Fastening reliability analysis of bolted joint anti-self-loosening

Abstract

In the absence of external forces, the preload of the bolted joint will decrease due to self-loosening after the tightening process is completed. Self-loosening of a bolted joint will result in unstable contact between connected components, affecting the overall performance of mechanical equipment. This paper proposes a method for fastening reliability analysis of bolted joints considering the uncertainty of preload, friction coefficients, and material properties. The finite element method (FEM) is used to study the self-loosening behavior of a bolted joint under elastic conditions.

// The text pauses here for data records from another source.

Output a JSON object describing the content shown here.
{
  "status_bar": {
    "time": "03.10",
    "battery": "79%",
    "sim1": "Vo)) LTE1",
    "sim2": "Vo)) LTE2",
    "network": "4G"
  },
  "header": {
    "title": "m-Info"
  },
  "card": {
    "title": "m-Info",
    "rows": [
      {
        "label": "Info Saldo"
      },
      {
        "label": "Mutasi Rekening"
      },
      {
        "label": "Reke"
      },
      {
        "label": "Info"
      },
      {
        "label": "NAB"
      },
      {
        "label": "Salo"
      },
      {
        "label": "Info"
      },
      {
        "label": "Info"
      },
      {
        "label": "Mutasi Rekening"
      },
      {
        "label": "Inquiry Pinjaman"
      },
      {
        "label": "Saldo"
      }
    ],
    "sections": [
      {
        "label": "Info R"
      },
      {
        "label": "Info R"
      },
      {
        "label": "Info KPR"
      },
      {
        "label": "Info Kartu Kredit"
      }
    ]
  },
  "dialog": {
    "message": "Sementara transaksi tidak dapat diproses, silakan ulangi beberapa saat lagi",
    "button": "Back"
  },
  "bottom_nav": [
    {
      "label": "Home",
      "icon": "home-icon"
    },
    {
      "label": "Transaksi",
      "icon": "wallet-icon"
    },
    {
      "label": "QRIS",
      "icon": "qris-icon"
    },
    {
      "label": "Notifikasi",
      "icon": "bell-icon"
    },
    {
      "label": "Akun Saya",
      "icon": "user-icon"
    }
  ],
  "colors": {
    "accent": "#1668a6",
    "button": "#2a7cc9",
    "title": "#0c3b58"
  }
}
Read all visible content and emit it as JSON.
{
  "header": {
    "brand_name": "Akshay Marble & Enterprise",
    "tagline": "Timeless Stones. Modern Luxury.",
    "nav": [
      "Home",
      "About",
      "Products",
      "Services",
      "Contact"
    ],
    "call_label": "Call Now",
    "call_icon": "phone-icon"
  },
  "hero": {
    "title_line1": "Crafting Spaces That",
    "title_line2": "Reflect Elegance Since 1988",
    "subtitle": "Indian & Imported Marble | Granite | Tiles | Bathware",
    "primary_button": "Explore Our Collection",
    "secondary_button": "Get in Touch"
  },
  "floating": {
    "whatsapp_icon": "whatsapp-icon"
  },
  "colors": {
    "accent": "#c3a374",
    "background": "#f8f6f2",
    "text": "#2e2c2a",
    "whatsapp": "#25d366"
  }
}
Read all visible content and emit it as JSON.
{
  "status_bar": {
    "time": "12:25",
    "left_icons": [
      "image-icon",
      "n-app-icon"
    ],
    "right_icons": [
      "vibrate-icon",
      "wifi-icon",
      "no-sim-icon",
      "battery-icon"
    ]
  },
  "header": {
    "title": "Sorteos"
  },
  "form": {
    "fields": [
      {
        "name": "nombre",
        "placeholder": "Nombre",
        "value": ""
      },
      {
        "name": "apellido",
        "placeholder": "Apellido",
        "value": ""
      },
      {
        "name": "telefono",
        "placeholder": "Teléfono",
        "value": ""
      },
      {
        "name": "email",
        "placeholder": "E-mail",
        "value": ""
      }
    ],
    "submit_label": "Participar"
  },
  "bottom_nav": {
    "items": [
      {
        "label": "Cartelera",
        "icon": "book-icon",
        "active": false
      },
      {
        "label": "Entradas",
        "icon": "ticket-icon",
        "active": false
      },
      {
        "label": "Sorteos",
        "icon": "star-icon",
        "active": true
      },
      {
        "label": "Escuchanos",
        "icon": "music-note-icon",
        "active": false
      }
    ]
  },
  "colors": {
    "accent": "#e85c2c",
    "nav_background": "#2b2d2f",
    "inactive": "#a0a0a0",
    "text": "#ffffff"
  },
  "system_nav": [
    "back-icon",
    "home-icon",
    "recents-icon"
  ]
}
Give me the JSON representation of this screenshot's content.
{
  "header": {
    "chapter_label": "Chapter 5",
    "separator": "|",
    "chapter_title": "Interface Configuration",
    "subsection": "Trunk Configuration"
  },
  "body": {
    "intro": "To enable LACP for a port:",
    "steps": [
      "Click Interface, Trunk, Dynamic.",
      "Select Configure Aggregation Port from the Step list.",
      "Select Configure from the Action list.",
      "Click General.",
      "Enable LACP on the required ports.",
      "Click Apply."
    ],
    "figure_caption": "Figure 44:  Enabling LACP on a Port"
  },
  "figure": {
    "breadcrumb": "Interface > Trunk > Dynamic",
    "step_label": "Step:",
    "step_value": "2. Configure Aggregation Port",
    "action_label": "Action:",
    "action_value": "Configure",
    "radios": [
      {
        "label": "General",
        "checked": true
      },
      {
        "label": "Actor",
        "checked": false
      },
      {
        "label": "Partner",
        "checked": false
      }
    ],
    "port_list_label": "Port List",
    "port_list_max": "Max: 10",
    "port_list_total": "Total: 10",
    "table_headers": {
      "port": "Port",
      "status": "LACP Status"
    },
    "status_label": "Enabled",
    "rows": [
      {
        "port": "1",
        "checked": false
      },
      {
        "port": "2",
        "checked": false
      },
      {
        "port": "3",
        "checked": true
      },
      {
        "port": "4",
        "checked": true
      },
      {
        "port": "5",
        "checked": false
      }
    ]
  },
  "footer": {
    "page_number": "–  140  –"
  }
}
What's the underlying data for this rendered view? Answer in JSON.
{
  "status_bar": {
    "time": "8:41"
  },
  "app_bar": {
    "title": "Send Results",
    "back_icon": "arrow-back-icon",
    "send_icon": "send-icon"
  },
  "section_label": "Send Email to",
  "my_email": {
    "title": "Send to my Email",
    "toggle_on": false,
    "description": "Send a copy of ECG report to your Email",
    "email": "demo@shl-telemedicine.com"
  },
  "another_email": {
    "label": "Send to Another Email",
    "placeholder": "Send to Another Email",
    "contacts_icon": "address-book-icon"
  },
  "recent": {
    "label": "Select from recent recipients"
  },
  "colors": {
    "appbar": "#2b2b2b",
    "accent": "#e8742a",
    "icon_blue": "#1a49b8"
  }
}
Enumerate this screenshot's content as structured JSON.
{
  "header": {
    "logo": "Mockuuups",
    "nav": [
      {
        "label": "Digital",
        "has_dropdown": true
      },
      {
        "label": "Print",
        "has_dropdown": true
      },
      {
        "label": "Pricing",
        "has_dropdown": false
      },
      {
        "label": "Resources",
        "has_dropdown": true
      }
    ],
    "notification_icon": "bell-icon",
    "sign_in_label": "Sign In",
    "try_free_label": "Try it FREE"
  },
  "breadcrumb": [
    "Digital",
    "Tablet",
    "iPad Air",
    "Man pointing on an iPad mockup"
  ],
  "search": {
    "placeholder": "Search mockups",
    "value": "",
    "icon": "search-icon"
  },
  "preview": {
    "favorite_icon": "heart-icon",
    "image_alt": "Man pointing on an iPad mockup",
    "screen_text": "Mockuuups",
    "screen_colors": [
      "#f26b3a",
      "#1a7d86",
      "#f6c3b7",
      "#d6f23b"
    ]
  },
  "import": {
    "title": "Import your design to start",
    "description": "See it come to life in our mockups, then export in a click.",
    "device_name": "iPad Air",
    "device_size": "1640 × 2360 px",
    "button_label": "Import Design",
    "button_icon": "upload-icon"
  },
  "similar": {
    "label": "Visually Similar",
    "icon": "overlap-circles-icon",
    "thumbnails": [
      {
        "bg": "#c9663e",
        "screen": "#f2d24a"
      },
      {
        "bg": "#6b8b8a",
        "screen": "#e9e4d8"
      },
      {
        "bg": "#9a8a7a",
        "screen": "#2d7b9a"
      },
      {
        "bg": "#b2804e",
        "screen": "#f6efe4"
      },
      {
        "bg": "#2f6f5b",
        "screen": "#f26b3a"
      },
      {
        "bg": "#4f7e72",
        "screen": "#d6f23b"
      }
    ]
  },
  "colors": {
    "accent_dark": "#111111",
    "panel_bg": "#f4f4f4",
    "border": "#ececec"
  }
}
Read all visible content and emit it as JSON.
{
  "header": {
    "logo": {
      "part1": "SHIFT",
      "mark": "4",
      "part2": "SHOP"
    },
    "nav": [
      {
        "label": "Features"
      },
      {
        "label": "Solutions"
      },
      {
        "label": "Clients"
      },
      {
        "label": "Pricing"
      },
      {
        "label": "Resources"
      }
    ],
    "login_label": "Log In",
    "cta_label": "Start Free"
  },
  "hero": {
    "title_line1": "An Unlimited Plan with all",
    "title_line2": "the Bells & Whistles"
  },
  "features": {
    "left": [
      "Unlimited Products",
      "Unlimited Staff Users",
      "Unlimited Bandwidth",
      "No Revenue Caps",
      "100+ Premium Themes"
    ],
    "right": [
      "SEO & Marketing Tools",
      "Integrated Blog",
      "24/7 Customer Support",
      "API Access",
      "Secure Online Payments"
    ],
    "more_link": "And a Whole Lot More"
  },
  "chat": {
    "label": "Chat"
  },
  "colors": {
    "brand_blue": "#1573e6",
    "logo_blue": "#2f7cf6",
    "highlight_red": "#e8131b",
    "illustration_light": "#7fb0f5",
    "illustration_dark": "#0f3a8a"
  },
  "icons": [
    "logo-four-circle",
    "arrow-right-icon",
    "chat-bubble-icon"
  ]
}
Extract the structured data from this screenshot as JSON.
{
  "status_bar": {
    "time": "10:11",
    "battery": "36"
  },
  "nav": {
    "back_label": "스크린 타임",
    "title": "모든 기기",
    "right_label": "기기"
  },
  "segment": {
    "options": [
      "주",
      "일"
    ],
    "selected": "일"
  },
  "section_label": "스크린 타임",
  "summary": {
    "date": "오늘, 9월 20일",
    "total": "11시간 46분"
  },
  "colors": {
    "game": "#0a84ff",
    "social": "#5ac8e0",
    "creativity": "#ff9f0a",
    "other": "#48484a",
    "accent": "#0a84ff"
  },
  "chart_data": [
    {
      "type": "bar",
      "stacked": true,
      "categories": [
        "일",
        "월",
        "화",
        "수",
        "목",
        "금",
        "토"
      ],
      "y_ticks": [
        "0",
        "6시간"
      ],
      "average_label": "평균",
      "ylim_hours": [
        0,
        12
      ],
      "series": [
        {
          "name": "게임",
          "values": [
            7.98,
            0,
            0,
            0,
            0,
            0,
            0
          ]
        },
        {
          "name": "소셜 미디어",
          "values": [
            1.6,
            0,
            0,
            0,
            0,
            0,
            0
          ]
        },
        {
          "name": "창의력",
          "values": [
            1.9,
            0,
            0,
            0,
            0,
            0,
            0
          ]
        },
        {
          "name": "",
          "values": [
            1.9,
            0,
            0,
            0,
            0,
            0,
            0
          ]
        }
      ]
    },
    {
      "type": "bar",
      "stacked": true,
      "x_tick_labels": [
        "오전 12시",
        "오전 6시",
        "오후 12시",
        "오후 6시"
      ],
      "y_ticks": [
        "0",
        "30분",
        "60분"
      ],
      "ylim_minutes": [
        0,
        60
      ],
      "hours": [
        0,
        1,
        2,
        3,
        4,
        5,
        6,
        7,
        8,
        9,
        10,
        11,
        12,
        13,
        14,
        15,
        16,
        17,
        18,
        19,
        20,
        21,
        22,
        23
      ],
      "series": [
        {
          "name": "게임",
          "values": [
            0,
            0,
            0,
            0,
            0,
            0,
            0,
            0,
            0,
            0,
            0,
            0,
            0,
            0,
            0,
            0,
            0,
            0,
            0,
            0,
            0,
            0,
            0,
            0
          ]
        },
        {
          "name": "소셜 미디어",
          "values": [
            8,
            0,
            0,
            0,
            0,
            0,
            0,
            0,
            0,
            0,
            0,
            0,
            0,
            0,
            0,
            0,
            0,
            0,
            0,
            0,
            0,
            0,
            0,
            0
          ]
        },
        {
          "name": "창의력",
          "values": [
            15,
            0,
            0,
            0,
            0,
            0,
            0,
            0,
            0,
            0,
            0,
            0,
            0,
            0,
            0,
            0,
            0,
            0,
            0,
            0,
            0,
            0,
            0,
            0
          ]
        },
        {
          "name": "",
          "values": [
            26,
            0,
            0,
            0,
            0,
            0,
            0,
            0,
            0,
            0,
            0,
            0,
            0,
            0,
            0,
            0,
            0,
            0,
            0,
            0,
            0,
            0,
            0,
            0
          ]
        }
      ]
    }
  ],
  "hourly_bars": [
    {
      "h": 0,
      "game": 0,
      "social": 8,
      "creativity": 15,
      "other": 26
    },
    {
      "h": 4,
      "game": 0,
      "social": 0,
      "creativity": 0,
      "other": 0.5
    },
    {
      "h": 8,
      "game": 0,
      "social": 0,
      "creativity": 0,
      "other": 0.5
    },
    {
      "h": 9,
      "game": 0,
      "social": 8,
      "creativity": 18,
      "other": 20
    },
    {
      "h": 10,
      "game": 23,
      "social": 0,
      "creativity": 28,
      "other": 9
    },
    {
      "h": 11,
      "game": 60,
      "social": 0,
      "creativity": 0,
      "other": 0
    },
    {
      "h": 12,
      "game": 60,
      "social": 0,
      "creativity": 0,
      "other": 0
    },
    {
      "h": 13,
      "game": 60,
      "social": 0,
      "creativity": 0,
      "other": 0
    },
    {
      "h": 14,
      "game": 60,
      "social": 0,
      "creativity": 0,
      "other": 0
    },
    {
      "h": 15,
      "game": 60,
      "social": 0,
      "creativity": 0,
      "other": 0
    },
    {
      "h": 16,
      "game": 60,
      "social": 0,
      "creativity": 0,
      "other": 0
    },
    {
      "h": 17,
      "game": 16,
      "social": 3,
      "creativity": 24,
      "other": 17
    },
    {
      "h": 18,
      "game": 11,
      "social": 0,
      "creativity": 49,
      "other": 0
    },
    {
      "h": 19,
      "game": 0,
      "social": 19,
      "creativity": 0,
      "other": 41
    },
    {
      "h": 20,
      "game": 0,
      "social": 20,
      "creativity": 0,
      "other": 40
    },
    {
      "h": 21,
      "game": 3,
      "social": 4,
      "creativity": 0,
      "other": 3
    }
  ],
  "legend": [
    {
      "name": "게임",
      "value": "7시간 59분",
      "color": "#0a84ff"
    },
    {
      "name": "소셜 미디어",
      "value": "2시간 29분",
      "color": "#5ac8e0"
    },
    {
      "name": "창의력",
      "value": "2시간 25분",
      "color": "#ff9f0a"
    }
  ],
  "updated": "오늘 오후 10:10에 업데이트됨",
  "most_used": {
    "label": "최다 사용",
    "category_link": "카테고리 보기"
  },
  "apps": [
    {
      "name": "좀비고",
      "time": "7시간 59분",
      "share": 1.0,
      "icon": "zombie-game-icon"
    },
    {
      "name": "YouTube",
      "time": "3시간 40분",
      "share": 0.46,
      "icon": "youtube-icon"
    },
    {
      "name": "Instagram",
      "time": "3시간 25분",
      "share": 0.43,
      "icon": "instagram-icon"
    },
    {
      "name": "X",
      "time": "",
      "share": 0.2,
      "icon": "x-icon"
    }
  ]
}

The metamodel is constructed based on the proposed finite element model to improve computational efficiency. In addition, the fastening reliability of the bolted joint is calculated using the Monte Carlo simulation (MCS) method. Finally, the practical application of calculating the fastening reliability and a detailed analysis is presented to evaluate the proposed method's efficiency. The results show that the recovery of accumulated elastic deformation of a bolted joint generates self-loosening. In contrast, the torsional elastic deformation of the bolt rod causes relative rotation between the bolt and the nut. When the characteristic parameters obey the normal distribution, the probability distribution of preload reduction ratio approximately obeys the normal distribution. According to the proposed reliability calculation method, the reliability of bolted joint self-loosening is 99.7725% when the preload reduction ratio exceeding 0.026 is considered as self-loosening failure.